SEC Calls for Further Powers From Congress to Regulate Crypto Trading and Platforms

News, Opinion | September 9, 2021 By:

Gary Censler, the chair of the US Securities and Exchange Commission (SEC), has recently called on Congress for further powers to regulate crypto trading and platforms.

In a response letter to Senator Elizabeth Warren, who wrote to the SEC chairman last month asking for Gensler’s input on what congressional authorization the SEC needs to handle crypto, Gensler said that the SEC needs additional authorities to prevent transactions, products, and platforms from falling between regulatory cracks.

“In my view, the legislative priority should center on crypto trading, lending, and DeFi platforms,” Gensler said. “We also need more resources to protect investors in this growing and volatile sector. In my view, the legislative priority should center on crypto trading, lending, and DeFi platforms. Regulators would benefit from additional plenary authority to write rules for and attach guardrails to crypto trading and lending. We stand ready to work closely with Congress, the Administration, our fellow regulators, and our partners around the world to close some of these gaps.”

Reacting to the news, Shyft’s Co-Founder, Juan Aja Aguinaco, has shared his thoughts below.

  • What’s the likely timeframe for, and shape of, any new US regulation? What are its prospects for passing Congress/Senate?

    It’s important to first understand that crypto regulation encompasses different key areas, i.e., tax, anti-money laundering, securities, financial, environmental, etc.

    It’s tough to set a timeframe for new Crypto-specific regulation as it has been “in process” for several years. For example, the Financial Action Task Force has been evaluating updates to its own guidance for more than two years and has openly called out how long most jurisdictions, including the US, are taking in implementing crypto-specific guidance into their own Anti-Money Laundering regulation. For regulation to enter a “fast-track”, it requires a broader interest and bi-partisan support.

    The Infrastructure bill, for example, had a much broader purpose behind it: to substantially increase tax revenue for the Biden administration and help fund infrastructure development without having to raise tax rates. Unfortunately, a thriving and innovative crypto industry was not given priority over military spending and, now, the bill has what could be unenforceable, and possibly unconstitutional legislation.

    There is a clear intention from legislators to adopt regulation; the question is whether it will restrict innovation and set the US back in terms of competitiveness. Crypto adoption in the US should be a clear incentive for centralized exchanges and other virtual asset service providers to adapt and improve their practices and services.

  • Regulators have in recent weeks put pressure on global crypto platforms such as Binance. What impact would US regulation on crypto have on the business model of such platforms? – What sway do US regulators have over such platforms at the moment, especially when the location of the entities behind websites and platforms is not clear?

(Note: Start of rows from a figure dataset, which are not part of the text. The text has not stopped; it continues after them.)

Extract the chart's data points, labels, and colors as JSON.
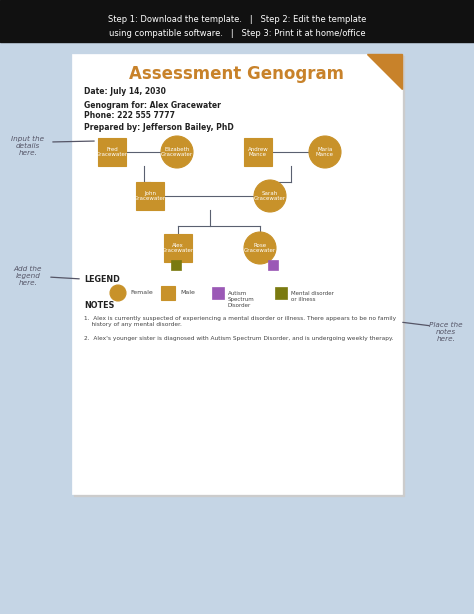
{
  "bg_color": "#c5d5e5",
  "header_bg": "#111111",
  "header_text_line1": "Step 1: Download the template.   |   Step 2: Edit the template",
  "header_text_line2": "using compatible software.   |   Step 3: Print it at home/office",
  "header_text_color": "#ffffff",
  "page_bg": "#ffffff",
  "title": "Assessment Genogram",
  "title_color": "#c8822a",
  "corner_color": "#c8822a",
  "info_lines": [
    "Date: July 14, 2030",
    "Genogram for: Alex Gracewater",
    "Phone: 222 555 7777",
    "Prepared by: Jefferson Bailey, PhD"
  ],
  "node_fill": "#c8922a",
  "node_outline": "#5a6070",
  "line_color": "#5a6070",
  "legend_autism_color": "#9b59b6",
  "legend_mental_color": "#7a7a10",
  "note1": "Alex is currently suspected of experiencing a mental disorder or illness. There appears to be no family\n    history of any mental disorder.",
  "note2": "Alex's younger sister is diagnosed with Autism Spectrum Disorder, and is undergoing weekly therapy.",
  "sidebar_color": "#555566"
}
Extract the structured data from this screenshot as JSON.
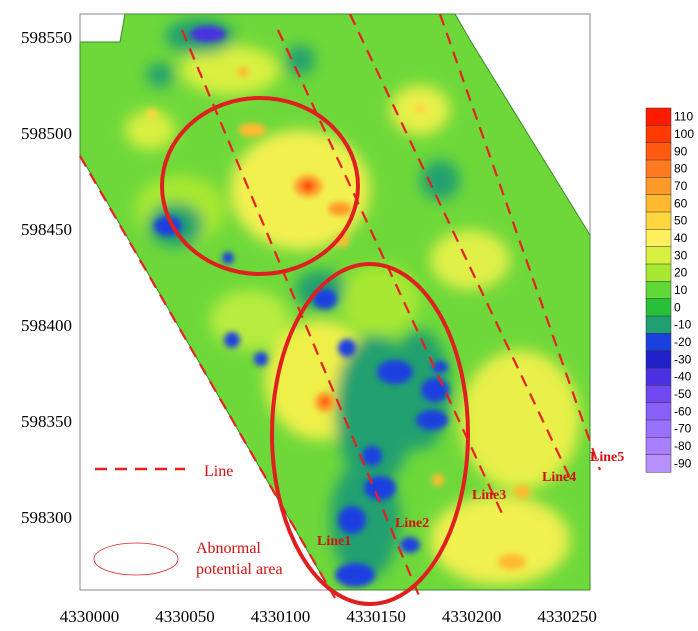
{
  "axes": {
    "x_ticks": [
      "4330000",
      "4330050",
      "4330100",
      "4330150",
      "4330200",
      "4330250"
    ],
    "y_ticks": [
      "598550",
      "598500",
      "598450",
      "598400",
      "598350",
      "598300"
    ],
    "x_range": [
      4329995,
      4330262
    ],
    "y_range": [
      598262,
      598562
    ]
  },
  "colorbar": {
    "labels": [
      "110",
      "100",
      "90",
      "80",
      "70",
      "60",
      "50",
      "40",
      "30",
      "20",
      "10",
      "0",
      "-10",
      "-20",
      "-30",
      "-40",
      "-50",
      "-60",
      "-70",
      "-80",
      "-90"
    ],
    "colors": [
      "#ff1a00",
      "#ff3a00",
      "#ff5a10",
      "#ff7a20",
      "#ff9a2a",
      "#ffba30",
      "#ffd640",
      "#fff060",
      "#d8f040",
      "#a8e830",
      "#60d838",
      "#28c038",
      "#20a070",
      "#1a40e0",
      "#2020c8",
      "#4a30e0",
      "#7048f0",
      "#8860f8",
      "#9a70ff",
      "#a880ff",
      "#b890ff"
    ]
  },
  "survey_lines": [
    {
      "name": "Line1"
    },
    {
      "name": "Line2"
    },
    {
      "name": "Line3"
    },
    {
      "name": "Line4"
    },
    {
      "name": "Line5"
    }
  ],
  "legend": {
    "line_label": "Line",
    "area_label_1": "Abnormal",
    "area_label_2": "potential area"
  },
  "colors": {
    "line_red": "#e82020",
    "ellipse_red": "#e02020",
    "base_green": "#6ed83a"
  }
}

    Centralized exchanges have three paths in front of them: to comply, to leave the market, or to stay and brace for sanctions. All three options present substantial challenges, e.g., the cost to make the entire operation fully compliant and invest in data protection infrastructure to guarantee users’ privacy, or the cost of blocking an important part of the global crypto market from participating in the product offering. We’ve seen this happen in Canada already, where the Ontario Securities Association initiated procedures against some of the industry’s largest exchanges and these, in turn, decided to stop providing services to Canadians.

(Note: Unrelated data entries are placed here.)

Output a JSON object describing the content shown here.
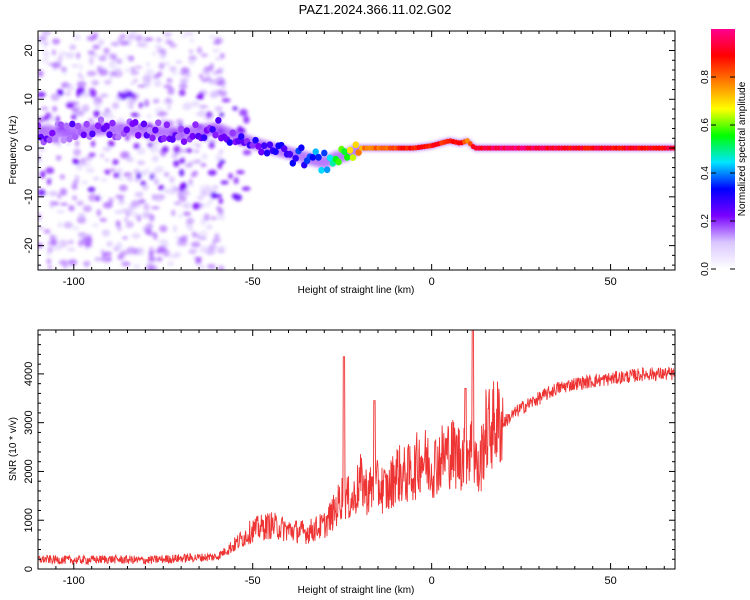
{
  "title": "PAZ1.2024.366.11.02.G02",
  "chart_data": [
    {
      "type": "heatmap",
      "xlabel": "Height of straight line (km)",
      "ylabel": "Frequency (Hz)",
      "xlim": [
        -110,
        68
      ],
      "ylim": [
        -25,
        24
      ],
      "xticks": [
        -100,
        -50,
        0,
        50
      ],
      "yticks": [
        -20,
        -10,
        0,
        10,
        20
      ],
      "colorbar": {
        "label": "Normalized spectral amplitude",
        "range": [
          0,
          1
        ],
        "ticks": [
          0.0,
          0.2,
          0.4,
          0.6,
          0.8
        ],
        "colors": [
          "#ffffff",
          "#d9c6ff",
          "#7a00ff",
          "#0000ff",
          "#00e5ff",
          "#00ff00",
          "#ffff00",
          "#ff8000",
          "#ff0000",
          "#ff0090"
        ]
      },
      "ridge": {
        "x": [
          -110,
          -100,
          -90,
          -80,
          -70,
          -60,
          -55,
          -50,
          -45,
          -40,
          -35,
          -30,
          -27,
          -24,
          -20,
          -15,
          -10,
          -5,
          0,
          5,
          8,
          10,
          12,
          15,
          20,
          30,
          40,
          50,
          60,
          68
        ],
        "frequency": [
          3,
          3.5,
          4,
          3.5,
          3,
          4,
          2.5,
          1,
          0,
          -1,
          -2,
          -3,
          -2,
          -1.5,
          0,
          0,
          0,
          0,
          0.5,
          1.5,
          1,
          1.5,
          0,
          0,
          0,
          0,
          0,
          0,
          0,
          0
        ],
        "amplitude": [
          0.2,
          0.2,
          0.2,
          0.2,
          0.2,
          0.25,
          0.25,
          0.25,
          0.25,
          0.3,
          0.35,
          0.4,
          0.5,
          0.6,
          0.75,
          0.8,
          0.85,
          0.85,
          0.9,
          0.85,
          0.9,
          0.8,
          0.9,
          0.95,
          0.95,
          0.95,
          0.9,
          0.9,
          0.9,
          0.9
        ]
      }
    },
    {
      "type": "line",
      "xlabel": "Height of straight line (km)",
      "ylabel": "SNR (10 * v/v)",
      "xlim": [
        -110,
        68
      ],
      "ylim": [
        0,
        4900
      ],
      "xticks": [
        -100,
        -50,
        0,
        50
      ],
      "yticks": [
        0,
        1000,
        2000,
        3000,
        4000
      ],
      "color": "#ee3333",
      "series": [
        {
          "x": [
            -110,
            -100,
            -90,
            -80,
            -70,
            -60,
            -55,
            -50,
            -45,
            -40,
            -35,
            -30,
            -27,
            -25,
            -22,
            -20,
            -18,
            -15,
            -12,
            -10,
            -8,
            -5,
            -3,
            0,
            3,
            5,
            8,
            10,
            12,
            13,
            15,
            18,
            20,
            25,
            30,
            35,
            40,
            45,
            50,
            55,
            60,
            65,
            68
          ],
          "values": [
            200,
            180,
            200,
            180,
            220,
            250,
            500,
            800,
            900,
            800,
            750,
            900,
            1200,
            1500,
            1400,
            1800,
            1600,
            1700,
            1600,
            2000,
            1900,
            2000,
            2300,
            2100,
            2300,
            2400,
            2300,
            2500,
            2400,
            1900,
            2800,
            3000,
            3000,
            3300,
            3500,
            3700,
            3800,
            3850,
            3900,
            3950,
            4000,
            4000,
            4000
          ]
        }
      ],
      "spikes": [
        {
          "x": -24.5,
          "value": 4350
        },
        {
          "x": -16,
          "value": 3450
        },
        {
          "x": 9.5,
          "value": 3700
        },
        {
          "x": 11.5,
          "value": 4900
        }
      ]
    }
  ]
}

    Centralized exchanges, at one point or another, interact with other regulated entities, e.g., financial institutions, and provide services to individuals in jurisdictions that have more restrictive regulation, it’s inevitable. These interactions are the “weak points” in the jurisdiction-shopping strategy that some of these exchanges employ to avoid compliance. At the end of the day, exchanges that aim at mass-market adoption, at competing at a global level, will have to face regulation; it’s unavoidable.

  • What legislative tools would national financial regulators need to increase their ability to compel platforms/exchanges based overseas but serving customers online to boost transparency/compliance with rules?

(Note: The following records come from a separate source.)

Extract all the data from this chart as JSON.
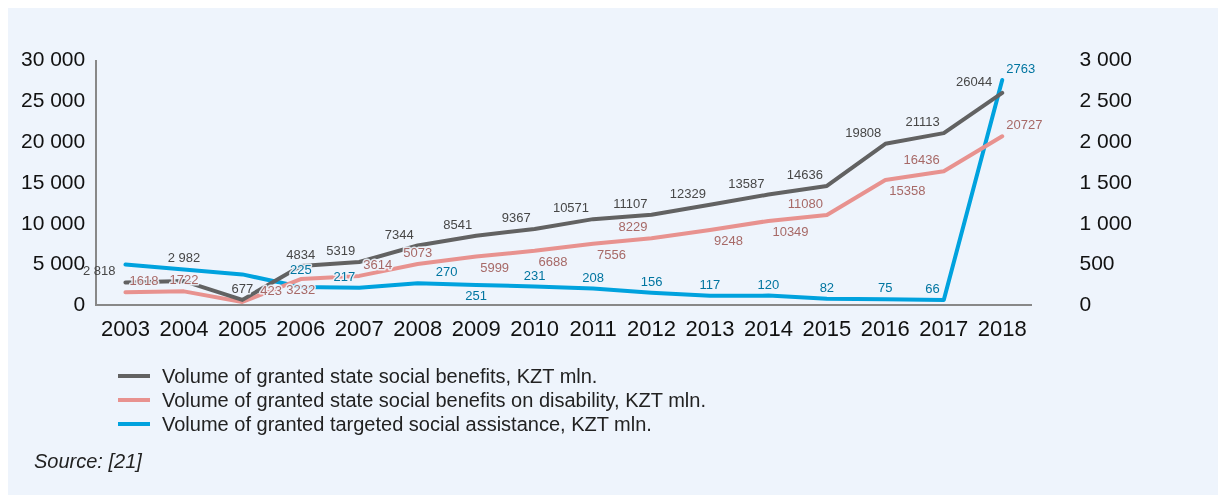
{
  "chart_data": {
    "type": "line",
    "categories": [
      "2003",
      "2004",
      "2005",
      "2006",
      "2007",
      "2008",
      "2009",
      "2010",
      "2011",
      "2012",
      "2013",
      "2014",
      "2015",
      "2016",
      "2017",
      "2018"
    ],
    "series": [
      {
        "name": "Volume of granted state social benefits, KZT mln.",
        "color": "#626262",
        "values": [
          2818,
          2982,
          677,
          4834,
          5319,
          7344,
          8541,
          9367,
          10571,
          11107,
          12329,
          13587,
          14636,
          19808,
          21113,
          26044
        ],
        "value_labels": [
          "2 818",
          "2 982",
          "677",
          "4834",
          "5319",
          "7344",
          "8541",
          "9367",
          "10571",
          "11107",
          "12329",
          "13587",
          "14636",
          "19808",
          "21113",
          "26044"
        ]
      },
      {
        "name": "Volume of granted state social benefits on disability, KZT mln.",
        "color": "#e8928f",
        "values": [
          1618,
          1722,
          423,
          3232,
          3614,
          5073,
          5999,
          6688,
          7556,
          8229,
          9248,
          10349,
          11080,
          15358,
          16436,
          20727
        ],
        "value_labels": [
          "1618",
          "1722",
          "423",
          "3232",
          "3614",
          "5073",
          "5999",
          "6688",
          "7556",
          "8229",
          "9248",
          "10349",
          "11080",
          "15358",
          "16436",
          "20727"
        ]
      },
      {
        "name": "Volume of granted targeted social assistance, KZT mln.",
        "color": "#00a2de",
        "axis": "y2",
        "values": [
          500,
          440,
          380,
          225,
          217,
          270,
          251,
          231,
          208,
          156,
          117,
          120,
          82,
          75,
          66,
          2763
        ],
        "value_labels": [
          null,
          null,
          null,
          "225",
          "217",
          "270",
          "251",
          "231",
          "208",
          "156",
          "117",
          "120",
          "82",
          "75",
          "66",
          "2763"
        ]
      }
    ],
    "ylim": [
      0,
      30000
    ],
    "yticks": [
      {
        "value": 0,
        "label": "0"
      },
      {
        "value": 5000,
        "label": "5 000"
      },
      {
        "value": 10000,
        "label": "10 000"
      },
      {
        "value": 15000,
        "label": "15 000"
      },
      {
        "value": 20000,
        "label": "20 000"
      },
      {
        "value": 25000,
        "label": "25 000"
      },
      {
        "value": 30000,
        "label": "30 000"
      }
    ],
    "y2lim": [
      0,
      3000
    ],
    "y2ticks": [
      {
        "value": 0,
        "label": "0"
      },
      {
        "value": 500,
        "label": "500"
      },
      {
        "value": 1000,
        "label": "1 000"
      },
      {
        "value": 1500,
        "label": "1 500"
      },
      {
        "value": 2000,
        "label": "2 000"
      },
      {
        "value": 2500,
        "label": "2 500"
      },
      {
        "value": 3000,
        "label": "3 000"
      }
    ],
    "grid": false,
    "legend": "bottom",
    "marker": "none",
    "line_style": "solid",
    "annotations": [
      "Source: [21]"
    ]
  }
}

    Regulators already have multiple tools at hand to enforce existing legislation. The SEC, for instance, has collaboration agreements with multiple securities regulators in other countries to share information and prosecute securities fraud. FinCEN has a Global Investigations Division solely focused on identifying international money-laundering and terrorist-financing threats under the Bank Secrecy Act. The challenge they face is how to use these tools, designed for a crypto-less world, on decentralized technologies.

    Regulation must come from knowledge of the system’s capabilities. Senator Warren’s missguided statements on the environmental impact of Proof-of-Work consensus mechanism completely missed the fact that there are studies that show that the majority of energy that powers POW comes from renewable sources. The industry has already produced blockchain analysis tools to help transactions be more transparent. Financial regulators need properly educated legislators if they want to have access to regulatory tools that enable enforcement.

    At the end of the day, the crypto space has players, like Shyft Network, who are more than willing to collaborate to create a fair regulatory environment; one that enables innovation and industry growth, while ensuring that compliance is not a roadblock to better products and services.